Anthea Turner to fight legal action 'with teeth and claws'
Published 26/03/2016 | 11:11
Anthea Turner will fight a legal action against her with "teeth and claws," as the trustee of her former husband's bankrupt estate sues for £1.6 million, her lawyer said.
The 55-year-old TV personality is facing court action over the sale of the former marital home she shared with Grant Bovey - whom she divorced last year after he had an affair.
It is understood the 57-acre property in Surrey called Barbins Grange was sold in 2009 for £10 million, after the collapse of Mr Bovey's buy-to-let property business during the financial crisis.
And instead of an equal split of proceeds, the Daily Mail reports that Turner received more than £3 million, which she used to buy a new home in her name, while her then husband got just over £400,000.
Court papers lodged at Guildford County Court and seen by the Mail, state the basis of the legal claim is that the majority of the proceeds were kept out of reach of the lenders - who were owed millions by Mr Bovey.
Details of the legal action, being funded by litigation funding group Manolete Partners, show that Chris Farrington, the trustee of Mr Bovey's bankrupt estate and a partner at Deloitte, is asking the court to force Turner to repay £1.6 million.
Turner's lawyer, Mike Stubbs of Mischon De Reya, told the Press Association that the Surrey estate is one she bought and owned before she married Mr Bovey and that the claim will be "fiercely defended".
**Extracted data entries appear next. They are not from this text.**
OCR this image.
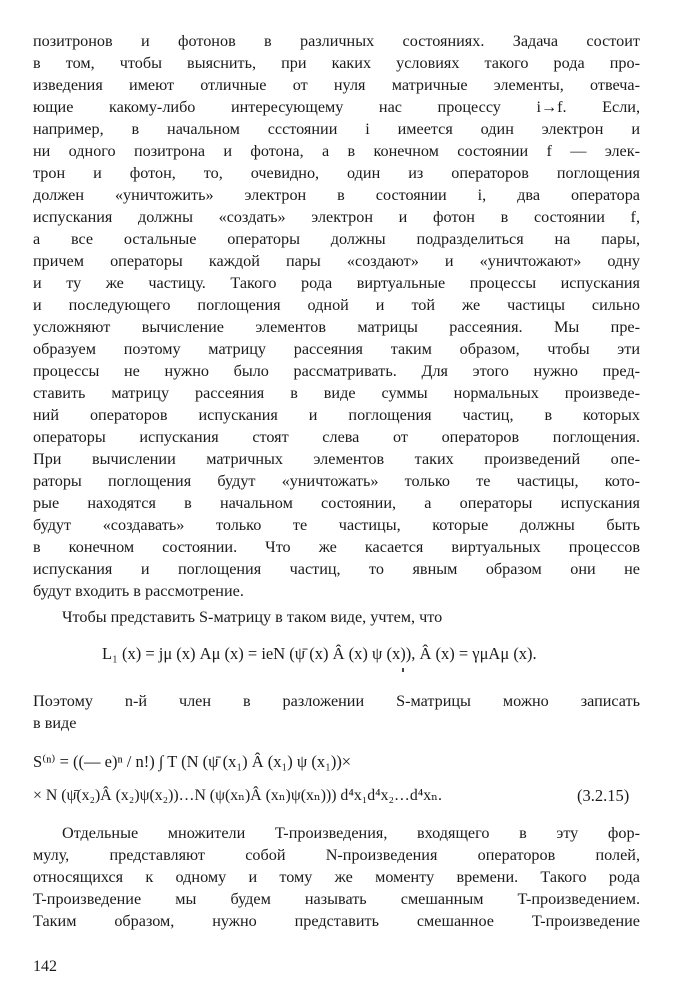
позитронов и фотонов в различных состояниях. Задача состоит
в том, чтобы выяснить, при каких условиях такого рода про-
изведения имеют отличные от нуля матричные элементы, отвеча-
ющие какому-либо интересующему нас процессу i→f. Если,
например, в начальном ссстоянии i имеется один электрон и
ни одного позитрона и фотона, а в конечном состоянии f — элек-
трон и фотон, то, очевидно, один из операторов поглощения
должен «уничтожить» электрон в состоянии i, два оператора
испускания должны «создать» электрон и фотон в состоянии f,
а все остальные операторы должны подразделиться на пары,
причем операторы каждой пары «создают» и «уничтожают» одну
и ту же частицу. Такого рода виртуальные процессы испускания
и последующего поглощения одной и той же частицы сильно
усложняют вычисление элементов матрицы рассеяния. Мы пре-
образуем поэтому матрицу рассеяния таким образом, чтобы эти
процессы не нужно было рассматривать. Для этого нужно пред-
ставить матрицу рассеяния в виде суммы нормальных произведе-
ний операторов испускания и поглощения частиц, в которых
операторы испускания стоят слева от операторов поглощения.
При вычислении матричных элементов таких произведений опе-
раторы поглощения будут «уничтожать» только те частицы, кото-
рые находятся в начальном состоянии, а операторы испускания
будут «создавать» только те частицы, которые должны быть
в конечном состоянии. Что же касается виртуальных процессов
испускания и поглощения частиц, то явным образом они не
будут входить в рассмотрение.
Чтобы представить S-матрицу в таком виде, учтем, что
L₁ (x) = jμ (x) Aμ (x) = ieN (ψ̄ (x) Â (x) ψ (x)), Â (x) = γμAμ (x).
Поэтому n-й член в разложении S-матрицы можно записать
в виде
S⁽ⁿ⁾ = ((— e)ⁿ / n!) ∫ T (N (ψ̄ (x₁) Â (x₁) ψ (x₁))×
× N (ψ̄(x₂)Â (x₂)ψ(x₂))…N (ψ(xₙ)Â (xₙ)ψ(xₙ))) d⁴x₁d⁴x₂…d⁴xₙ.	(3.2.15)
Отдельные множители T-произведения, входящего в эту фор-
мулу, представляют собой N-произведения операторов полей,
относящихся к одному и тому же моменту времени. Такого рода
T-произведение мы будем называть смешанным T-произведением.
Таким образом, нужно представить смешанное T-произведение
142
"The action is being brought six years into the bankruptcy - literally three days before limitation expires. And is based on information which the trustee has had since the beginning," he said.
"It won't be successful, if they had a case they would have brought it five years ago. What they are trying to do is to put pressure on my client so she pays something to make them go away.
"This will be fiercely defended. Anthea will fight back with her teeth and claws - but as always with elegance."
He said if any money was recovered, the trustee and the professional advisers would get paid before the creditors, and that the majority of Mr Bovey's creditors were in fact banks - calling him a "victim" of the crash.
"This is one of the percentage of cases that the professionals and funders will lose because there is no viable case," he added.
In 2003 Mr Bovey set up his property business called Imagine Homes, rumoured at one point to have been worth £100 million, before it went into administration in 2008 owing a reported £50 million.
From the sale of their Surrey estate it is understood that Turner used the proceeds to clear a £6 million mortgage, receiving £3.3 million for herself and her husband £420,000.
Turner used the cash to buy another property in her name, where the couple, who married in 2000, then moved.
In the court papers, Mr Farrington says the proceeds should have been split equally at the time of the house sale, that Mr Bovey's bankrupt estate is owed £1.6 million, and that the couple took the conscious decision to use the cash in just Turner's name to keep it out of creditor's' hands.
Mr Farrington says Mr Bovey, at the time of the sale, was under "mounting pressure" from creditors, including banks, and that the court should "redress the balance" of distribution after Turner received a "disproportionately excessive share."
Mr Stubbs told the Press Association: "The idea that even if the claim had legs, that Anthea could afford £1.6 million is wishful thinking in the extreme."